- From: Anne van Kesteren <annevk@annevk.nl>
- Date: Tue, 16 Oct 2012 13:29:13 +0200
- To: Martin J. Dürst <duerst@it.aoyama.ac.jp>
- Cc: Robin Berjon <robin@w3.org>, Ted Hardie <ted.ietf@gmail.com>, Larry Masinter <masinter@adobe.com>, "plh@w3.org" <plh@w3.org>, "Peter Saint-Andre (stpeter@stpeter.im)" <stpeter@stpeter.im>, "Pete Resnick (presnick@qualcomm.com)" <presnick@qualcomm.com>, "www-archive@w3.org" <www-archive@w3.org>, "Michael(tm) Smith" <mike@w3.org>
On Tue, Oct 16, 2012 at 7:36 AM, "Martin J. Dürst" <duerst@it.aoyama.ac.jp> wrote: > Do we want to make sure that all other places that accept URIs or IRIs also > accept a space and treat it the same?

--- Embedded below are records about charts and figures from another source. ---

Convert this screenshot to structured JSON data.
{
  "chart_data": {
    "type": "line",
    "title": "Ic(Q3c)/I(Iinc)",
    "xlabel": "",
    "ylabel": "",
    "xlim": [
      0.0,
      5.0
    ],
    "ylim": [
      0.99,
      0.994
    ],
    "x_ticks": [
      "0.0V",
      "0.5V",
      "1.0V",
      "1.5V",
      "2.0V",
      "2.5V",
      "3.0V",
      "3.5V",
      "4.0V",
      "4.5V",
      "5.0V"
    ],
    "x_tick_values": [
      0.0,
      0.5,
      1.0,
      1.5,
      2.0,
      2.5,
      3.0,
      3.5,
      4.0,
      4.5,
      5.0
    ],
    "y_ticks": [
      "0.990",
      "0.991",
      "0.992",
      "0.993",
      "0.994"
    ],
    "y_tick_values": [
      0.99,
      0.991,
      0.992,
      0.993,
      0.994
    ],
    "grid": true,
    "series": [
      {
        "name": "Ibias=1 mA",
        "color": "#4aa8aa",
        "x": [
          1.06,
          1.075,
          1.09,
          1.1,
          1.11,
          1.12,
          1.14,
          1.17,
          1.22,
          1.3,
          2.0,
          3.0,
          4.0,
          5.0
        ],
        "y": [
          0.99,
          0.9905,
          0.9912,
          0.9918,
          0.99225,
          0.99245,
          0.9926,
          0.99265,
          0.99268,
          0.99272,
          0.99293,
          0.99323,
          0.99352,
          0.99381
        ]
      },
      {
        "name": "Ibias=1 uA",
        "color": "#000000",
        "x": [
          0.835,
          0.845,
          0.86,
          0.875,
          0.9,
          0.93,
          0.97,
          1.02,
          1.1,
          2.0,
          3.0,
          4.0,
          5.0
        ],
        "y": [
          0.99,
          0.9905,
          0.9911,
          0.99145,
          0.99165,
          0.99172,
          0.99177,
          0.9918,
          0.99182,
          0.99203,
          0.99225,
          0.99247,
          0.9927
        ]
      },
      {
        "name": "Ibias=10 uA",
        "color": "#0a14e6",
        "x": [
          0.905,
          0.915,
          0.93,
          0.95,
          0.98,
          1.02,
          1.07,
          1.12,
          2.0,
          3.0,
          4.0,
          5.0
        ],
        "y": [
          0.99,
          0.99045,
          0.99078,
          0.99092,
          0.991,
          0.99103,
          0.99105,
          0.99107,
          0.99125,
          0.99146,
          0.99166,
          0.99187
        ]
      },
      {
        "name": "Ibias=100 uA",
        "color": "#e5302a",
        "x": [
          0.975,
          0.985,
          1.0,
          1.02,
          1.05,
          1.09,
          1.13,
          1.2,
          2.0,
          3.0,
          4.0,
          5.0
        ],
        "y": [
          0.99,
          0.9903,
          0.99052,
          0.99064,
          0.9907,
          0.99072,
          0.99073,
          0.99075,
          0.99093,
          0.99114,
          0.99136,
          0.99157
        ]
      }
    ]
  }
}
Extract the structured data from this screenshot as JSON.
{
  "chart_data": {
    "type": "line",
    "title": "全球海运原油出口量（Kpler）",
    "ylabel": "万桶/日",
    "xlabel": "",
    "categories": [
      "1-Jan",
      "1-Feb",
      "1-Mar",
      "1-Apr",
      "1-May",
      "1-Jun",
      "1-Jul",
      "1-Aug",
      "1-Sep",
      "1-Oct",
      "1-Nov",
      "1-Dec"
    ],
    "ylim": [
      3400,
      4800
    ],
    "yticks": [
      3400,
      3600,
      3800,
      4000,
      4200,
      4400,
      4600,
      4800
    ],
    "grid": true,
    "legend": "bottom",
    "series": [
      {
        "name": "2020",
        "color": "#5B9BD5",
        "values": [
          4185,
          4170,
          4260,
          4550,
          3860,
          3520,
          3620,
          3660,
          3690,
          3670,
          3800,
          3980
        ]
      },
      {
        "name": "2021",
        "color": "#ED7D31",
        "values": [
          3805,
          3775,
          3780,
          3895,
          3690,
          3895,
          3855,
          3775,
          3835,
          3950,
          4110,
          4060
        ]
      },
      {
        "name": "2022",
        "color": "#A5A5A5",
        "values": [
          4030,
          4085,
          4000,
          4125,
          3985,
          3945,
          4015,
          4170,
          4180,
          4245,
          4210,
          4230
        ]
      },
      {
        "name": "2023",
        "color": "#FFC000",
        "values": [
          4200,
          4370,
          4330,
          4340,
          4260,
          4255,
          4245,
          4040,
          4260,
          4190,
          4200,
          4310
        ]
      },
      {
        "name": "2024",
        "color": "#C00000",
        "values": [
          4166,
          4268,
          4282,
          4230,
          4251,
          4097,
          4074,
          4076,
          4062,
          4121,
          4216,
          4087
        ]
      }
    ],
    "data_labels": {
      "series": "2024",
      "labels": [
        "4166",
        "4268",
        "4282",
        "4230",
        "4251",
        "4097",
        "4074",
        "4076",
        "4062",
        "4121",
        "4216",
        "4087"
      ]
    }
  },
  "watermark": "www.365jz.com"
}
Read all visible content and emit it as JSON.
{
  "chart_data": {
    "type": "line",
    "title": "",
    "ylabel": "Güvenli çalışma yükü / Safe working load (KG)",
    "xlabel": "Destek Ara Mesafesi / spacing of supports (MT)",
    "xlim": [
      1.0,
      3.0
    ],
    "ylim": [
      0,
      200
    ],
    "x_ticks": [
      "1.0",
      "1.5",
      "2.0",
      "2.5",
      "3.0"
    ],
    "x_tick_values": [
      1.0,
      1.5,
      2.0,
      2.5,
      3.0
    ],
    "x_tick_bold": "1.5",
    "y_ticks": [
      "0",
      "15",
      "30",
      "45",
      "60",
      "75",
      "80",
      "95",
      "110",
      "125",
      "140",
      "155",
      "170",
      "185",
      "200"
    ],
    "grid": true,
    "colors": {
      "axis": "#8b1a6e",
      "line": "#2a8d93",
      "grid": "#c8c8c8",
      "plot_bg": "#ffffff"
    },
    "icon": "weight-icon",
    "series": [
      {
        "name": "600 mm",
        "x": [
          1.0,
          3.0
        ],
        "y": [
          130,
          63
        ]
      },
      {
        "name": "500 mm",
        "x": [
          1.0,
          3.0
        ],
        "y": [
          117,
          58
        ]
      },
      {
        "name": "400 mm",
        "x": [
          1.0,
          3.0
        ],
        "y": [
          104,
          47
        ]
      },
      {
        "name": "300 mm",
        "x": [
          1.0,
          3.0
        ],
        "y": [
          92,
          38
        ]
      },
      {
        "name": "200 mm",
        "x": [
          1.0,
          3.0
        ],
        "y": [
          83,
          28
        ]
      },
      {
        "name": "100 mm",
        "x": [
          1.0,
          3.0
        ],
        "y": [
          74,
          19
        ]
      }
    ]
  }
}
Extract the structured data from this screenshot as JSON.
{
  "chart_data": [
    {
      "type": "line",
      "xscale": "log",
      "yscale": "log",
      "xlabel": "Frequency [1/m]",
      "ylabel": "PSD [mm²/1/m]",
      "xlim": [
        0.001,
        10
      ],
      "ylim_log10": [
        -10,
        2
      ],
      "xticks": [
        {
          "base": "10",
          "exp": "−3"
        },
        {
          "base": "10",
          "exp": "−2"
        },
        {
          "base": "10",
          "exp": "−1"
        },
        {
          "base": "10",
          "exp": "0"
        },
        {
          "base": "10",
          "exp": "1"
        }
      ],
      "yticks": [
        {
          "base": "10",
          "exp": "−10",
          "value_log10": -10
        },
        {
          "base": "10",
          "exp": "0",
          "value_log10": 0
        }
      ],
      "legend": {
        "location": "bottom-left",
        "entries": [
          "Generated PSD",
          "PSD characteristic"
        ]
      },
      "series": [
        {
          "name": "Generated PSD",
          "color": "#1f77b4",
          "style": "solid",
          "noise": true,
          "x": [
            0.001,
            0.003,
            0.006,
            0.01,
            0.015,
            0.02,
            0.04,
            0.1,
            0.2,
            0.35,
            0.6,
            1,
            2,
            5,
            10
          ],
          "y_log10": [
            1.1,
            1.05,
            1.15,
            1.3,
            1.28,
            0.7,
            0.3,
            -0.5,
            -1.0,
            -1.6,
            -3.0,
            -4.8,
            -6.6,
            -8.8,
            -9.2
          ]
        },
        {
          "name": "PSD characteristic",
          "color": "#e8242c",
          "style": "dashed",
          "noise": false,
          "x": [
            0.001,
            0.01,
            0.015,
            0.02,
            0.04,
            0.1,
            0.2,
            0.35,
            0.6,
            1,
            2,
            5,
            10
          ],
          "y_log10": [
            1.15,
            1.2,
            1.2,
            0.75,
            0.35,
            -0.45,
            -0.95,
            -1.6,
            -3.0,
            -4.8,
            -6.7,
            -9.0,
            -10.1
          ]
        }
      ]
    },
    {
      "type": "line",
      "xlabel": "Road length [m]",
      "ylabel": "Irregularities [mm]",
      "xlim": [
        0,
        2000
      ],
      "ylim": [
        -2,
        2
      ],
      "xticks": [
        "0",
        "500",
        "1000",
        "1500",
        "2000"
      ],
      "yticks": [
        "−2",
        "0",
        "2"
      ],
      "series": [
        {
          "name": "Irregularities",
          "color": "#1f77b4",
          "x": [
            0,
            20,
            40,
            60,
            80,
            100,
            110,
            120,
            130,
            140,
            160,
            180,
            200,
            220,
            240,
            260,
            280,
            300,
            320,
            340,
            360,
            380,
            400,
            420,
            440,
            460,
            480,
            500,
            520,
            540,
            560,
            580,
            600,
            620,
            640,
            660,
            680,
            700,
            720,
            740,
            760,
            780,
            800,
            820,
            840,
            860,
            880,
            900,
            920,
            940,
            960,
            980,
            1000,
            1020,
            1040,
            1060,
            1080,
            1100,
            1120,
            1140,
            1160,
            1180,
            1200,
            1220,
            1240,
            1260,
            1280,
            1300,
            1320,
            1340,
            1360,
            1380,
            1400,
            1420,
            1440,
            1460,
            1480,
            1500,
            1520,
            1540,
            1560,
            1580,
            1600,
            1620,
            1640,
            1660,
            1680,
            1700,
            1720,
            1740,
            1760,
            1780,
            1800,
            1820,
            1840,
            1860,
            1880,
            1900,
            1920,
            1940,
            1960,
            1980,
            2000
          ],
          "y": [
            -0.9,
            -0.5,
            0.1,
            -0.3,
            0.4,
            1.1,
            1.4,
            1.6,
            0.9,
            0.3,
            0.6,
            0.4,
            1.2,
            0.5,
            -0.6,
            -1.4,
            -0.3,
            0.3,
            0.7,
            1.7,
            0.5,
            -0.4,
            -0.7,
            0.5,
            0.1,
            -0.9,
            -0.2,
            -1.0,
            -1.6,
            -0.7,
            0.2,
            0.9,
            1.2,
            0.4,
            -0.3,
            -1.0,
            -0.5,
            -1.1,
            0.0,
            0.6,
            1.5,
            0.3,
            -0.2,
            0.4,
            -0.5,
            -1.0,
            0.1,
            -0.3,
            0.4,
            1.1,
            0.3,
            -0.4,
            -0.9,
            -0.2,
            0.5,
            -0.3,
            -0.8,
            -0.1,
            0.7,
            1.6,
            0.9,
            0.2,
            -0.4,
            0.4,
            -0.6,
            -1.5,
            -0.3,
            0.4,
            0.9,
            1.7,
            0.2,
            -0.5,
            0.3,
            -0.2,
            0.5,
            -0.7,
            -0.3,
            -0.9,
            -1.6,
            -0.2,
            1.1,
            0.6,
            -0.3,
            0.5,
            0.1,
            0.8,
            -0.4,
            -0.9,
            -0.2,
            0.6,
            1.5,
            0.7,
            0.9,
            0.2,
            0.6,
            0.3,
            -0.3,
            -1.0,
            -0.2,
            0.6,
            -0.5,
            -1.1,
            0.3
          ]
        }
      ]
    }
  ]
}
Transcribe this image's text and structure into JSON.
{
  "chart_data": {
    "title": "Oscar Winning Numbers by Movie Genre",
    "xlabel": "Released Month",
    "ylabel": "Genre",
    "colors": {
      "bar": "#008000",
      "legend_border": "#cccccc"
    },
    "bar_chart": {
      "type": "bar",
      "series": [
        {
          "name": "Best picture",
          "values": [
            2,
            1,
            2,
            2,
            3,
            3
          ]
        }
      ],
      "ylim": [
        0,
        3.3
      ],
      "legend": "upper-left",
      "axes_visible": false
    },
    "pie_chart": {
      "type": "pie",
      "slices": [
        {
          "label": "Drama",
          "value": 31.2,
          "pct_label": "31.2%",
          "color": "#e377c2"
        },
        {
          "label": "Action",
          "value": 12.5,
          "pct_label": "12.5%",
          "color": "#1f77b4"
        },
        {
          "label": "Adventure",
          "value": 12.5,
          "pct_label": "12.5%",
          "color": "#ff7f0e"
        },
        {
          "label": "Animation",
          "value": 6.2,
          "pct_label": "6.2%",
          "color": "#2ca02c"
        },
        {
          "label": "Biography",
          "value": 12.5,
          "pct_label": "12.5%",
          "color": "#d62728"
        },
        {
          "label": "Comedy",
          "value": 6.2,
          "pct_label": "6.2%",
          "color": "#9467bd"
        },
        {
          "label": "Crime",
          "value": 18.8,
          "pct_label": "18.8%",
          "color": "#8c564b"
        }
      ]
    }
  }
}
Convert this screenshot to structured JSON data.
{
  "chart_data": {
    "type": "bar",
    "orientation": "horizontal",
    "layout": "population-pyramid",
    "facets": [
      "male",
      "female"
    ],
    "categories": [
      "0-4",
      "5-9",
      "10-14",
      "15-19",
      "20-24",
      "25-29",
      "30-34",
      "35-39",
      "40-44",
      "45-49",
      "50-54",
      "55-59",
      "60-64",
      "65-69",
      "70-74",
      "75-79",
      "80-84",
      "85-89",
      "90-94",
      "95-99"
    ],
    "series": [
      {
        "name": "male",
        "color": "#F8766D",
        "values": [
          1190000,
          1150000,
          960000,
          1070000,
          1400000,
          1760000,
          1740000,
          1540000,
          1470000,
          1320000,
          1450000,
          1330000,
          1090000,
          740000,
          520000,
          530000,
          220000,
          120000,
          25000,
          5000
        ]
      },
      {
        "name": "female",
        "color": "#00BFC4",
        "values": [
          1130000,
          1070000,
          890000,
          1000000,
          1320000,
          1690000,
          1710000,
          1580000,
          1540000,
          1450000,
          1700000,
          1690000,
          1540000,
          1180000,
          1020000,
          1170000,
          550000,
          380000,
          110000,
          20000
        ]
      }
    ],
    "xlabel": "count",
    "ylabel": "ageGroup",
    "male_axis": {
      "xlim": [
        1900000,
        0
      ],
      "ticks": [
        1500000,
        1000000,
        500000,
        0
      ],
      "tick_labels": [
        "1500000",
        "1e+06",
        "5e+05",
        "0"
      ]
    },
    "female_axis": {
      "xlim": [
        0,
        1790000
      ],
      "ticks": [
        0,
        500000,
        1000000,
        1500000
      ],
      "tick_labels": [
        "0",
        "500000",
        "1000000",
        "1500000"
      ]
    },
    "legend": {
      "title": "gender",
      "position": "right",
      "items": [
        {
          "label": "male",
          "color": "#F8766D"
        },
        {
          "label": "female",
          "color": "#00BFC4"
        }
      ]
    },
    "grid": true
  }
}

Maybe we would like to do so, but is > it possible? Quite clearly no (just think HTTP request header). > > This essentially means that the fork is already here. In some sense, that's > really bad news. This makes no sense. For an incoming request you first look for CRLF, then split on SP, and only then can you start thinking about parsing the URL. (See http://tools.ietf.org/html/rfc2616#section-5.1 for referenced tokens.) And of course that URL cannot contain SP, but that does not mean you cannot parse it with the same parser that can deal with URLs containing SP. I'm not arguing URLs should be allowed to contain SP, just that they can (and do) in certain contexts and that we need to deal with that (either by terminating processing or converting it to %20 or ignoring it in case of domain names, if I remember correctly). The rest of your email did make sense to me :-) (Though I should probably add I do plan on defining what a valid URL is too without reference. It seems cumbersome to have to look at a different document for that and from testing browsers/servers seem to exchange a wider set of characters than STD 66 allows, none of which are harmful.) -- http://annevankesteren.nl/
Received on Tuesday, 16 October 2012 11:29:42 UTC